Am Montag waren vier Fünftel der geplanten 1.250 Flüge am Rhein-Main-Flughafen abgefertigt worden. Am Dienstag sollte die Quote noch besser werden. Die Lufthansa kündigte an, nach der Annullierung von 200 Flügen am Montag am Dienstag lediglich 160 Flüge streichen zu wollen. Fraport setzt als Ersatz für die streikenden Vorfeldlotsen und -kontrolleure auch kurzfristig geschultes Personal ein. Die Gewerkschaft zweifelt daher an der Sicherheit der Flugabfertigung.
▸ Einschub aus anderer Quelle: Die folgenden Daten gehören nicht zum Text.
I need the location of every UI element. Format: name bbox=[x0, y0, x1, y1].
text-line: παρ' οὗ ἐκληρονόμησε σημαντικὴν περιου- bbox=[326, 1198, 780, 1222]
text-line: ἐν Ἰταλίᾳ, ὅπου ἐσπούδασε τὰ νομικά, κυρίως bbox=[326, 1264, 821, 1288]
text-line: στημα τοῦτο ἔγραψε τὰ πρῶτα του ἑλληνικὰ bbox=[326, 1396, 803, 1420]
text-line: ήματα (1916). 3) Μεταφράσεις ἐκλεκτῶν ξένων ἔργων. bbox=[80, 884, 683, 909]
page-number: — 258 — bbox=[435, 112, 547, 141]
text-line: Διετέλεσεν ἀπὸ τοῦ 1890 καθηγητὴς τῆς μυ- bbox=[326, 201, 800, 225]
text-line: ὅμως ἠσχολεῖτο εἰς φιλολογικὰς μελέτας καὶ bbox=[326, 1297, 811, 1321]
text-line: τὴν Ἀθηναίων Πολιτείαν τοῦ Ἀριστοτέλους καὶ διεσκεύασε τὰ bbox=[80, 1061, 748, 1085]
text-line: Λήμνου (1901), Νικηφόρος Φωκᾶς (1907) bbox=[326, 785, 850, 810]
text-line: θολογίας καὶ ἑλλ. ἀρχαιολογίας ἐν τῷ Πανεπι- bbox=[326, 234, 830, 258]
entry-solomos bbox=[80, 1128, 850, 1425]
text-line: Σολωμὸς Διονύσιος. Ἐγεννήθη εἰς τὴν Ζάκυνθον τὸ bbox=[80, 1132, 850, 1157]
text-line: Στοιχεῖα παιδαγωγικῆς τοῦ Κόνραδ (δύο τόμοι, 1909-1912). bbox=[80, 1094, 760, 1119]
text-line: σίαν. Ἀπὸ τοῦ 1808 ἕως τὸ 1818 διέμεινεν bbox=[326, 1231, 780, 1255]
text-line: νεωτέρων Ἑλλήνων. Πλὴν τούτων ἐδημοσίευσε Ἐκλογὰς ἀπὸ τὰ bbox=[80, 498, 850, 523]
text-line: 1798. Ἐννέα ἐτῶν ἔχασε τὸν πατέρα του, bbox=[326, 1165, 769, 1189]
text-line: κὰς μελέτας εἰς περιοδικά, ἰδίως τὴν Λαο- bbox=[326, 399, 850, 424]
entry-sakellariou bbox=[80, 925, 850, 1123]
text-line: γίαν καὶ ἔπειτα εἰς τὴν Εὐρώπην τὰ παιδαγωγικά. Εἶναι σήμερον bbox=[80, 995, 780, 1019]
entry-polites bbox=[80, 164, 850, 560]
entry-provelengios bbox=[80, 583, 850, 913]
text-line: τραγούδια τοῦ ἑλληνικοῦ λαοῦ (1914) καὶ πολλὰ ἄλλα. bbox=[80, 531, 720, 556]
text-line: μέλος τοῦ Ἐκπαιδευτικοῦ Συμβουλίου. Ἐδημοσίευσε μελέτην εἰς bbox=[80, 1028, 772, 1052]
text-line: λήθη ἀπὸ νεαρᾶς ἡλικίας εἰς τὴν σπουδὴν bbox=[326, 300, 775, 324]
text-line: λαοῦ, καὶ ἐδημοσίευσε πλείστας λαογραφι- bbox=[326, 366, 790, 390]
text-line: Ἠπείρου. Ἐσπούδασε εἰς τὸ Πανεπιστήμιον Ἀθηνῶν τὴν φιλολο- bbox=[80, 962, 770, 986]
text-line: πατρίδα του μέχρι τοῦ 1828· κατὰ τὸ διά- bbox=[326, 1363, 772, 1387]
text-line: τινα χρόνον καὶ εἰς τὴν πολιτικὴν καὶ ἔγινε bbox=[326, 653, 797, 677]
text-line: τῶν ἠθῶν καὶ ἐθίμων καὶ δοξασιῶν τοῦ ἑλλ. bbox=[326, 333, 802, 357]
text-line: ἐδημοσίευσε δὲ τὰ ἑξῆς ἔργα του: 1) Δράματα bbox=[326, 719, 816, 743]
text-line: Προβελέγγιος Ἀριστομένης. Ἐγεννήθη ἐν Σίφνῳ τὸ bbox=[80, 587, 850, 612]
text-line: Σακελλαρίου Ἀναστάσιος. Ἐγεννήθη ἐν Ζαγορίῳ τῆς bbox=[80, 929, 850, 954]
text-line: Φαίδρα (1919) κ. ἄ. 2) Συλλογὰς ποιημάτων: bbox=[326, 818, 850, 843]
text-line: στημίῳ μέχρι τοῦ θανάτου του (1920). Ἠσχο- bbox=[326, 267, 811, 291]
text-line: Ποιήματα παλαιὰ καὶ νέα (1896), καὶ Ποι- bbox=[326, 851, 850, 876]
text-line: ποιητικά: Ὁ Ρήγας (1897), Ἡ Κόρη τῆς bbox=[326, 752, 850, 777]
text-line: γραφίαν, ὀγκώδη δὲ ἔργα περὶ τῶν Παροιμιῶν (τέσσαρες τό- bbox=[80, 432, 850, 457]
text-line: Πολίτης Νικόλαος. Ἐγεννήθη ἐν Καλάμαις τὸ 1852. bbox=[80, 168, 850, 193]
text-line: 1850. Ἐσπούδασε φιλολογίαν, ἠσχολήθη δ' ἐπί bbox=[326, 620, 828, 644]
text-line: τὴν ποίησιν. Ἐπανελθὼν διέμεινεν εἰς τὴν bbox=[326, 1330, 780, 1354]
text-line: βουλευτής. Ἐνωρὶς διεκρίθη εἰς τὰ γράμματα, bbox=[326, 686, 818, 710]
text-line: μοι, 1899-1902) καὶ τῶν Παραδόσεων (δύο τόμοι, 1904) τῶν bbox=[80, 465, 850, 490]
Streitparteien werfen sich Kompromisslosigkeit vor

Beide Seiten werfen sich weiterhin Kompromisslosigkeit vor und reden noch nicht einmal miteinander. Umstritten ist unter anderem die Höhe der

GdF-Forderungen im Schlichterspruch, den Fraport abgelehnt hatte. Der Flughafenbetreiber spricht von überzogenen Lohnerhöhungen von bis zu 70 Prozent. Die Gewerkschaft weist diese Darstellung zurück. Es gehe um Lohnsteigerungen von "maximal 28 Prozent". Aus Sicht des Flughafenbetreibers war der Schlichterspruch auf den Konflikt mit der GdF konzentriert. "Wir müssen aber gucken, wie das in das Gehaltsgefüge von Fraport passt", so Fraport-Sprecher Mike Schweitzer. Die Forderungen der GdF sprengten das Gehaltsgefüge für die gut 19.000 Flughafen-Mitarbeiter. Das Vorfeldpersonal ist eine kleine Berufsgruppe, hat aber eine zentrale Rolle auf dem Flughafen, weil sie alle Bewegungen der Flugzeuge im Park und Rangierbereich am Boden eines Airports regeln. Der Arbeitskampf der rund 200 Beschäftigten kann deshalb Starts und Landungen stark behindern.

Der Konflikt reißt einen tiefen Graben ins Lager der Arbeitnehmervertreter. Auch der Fraport-Betriebsrat hält die Forderungen der GdF für "egoistisch" und fürchtet um den Konzernfrieden: "Für die Angemessenheit von Lohnforderungen ist es Indiz genug, dass in vielen anderen Branchen derzeit fünf bis sieben Prozent für die anstehenden Verhandlungen gefordert werden", sagt der Konzernbetriebsratsvorsitzende Edgar Stejskal. Er könne "nur appellieren, dass die GdF wieder zur Besinnung kommt".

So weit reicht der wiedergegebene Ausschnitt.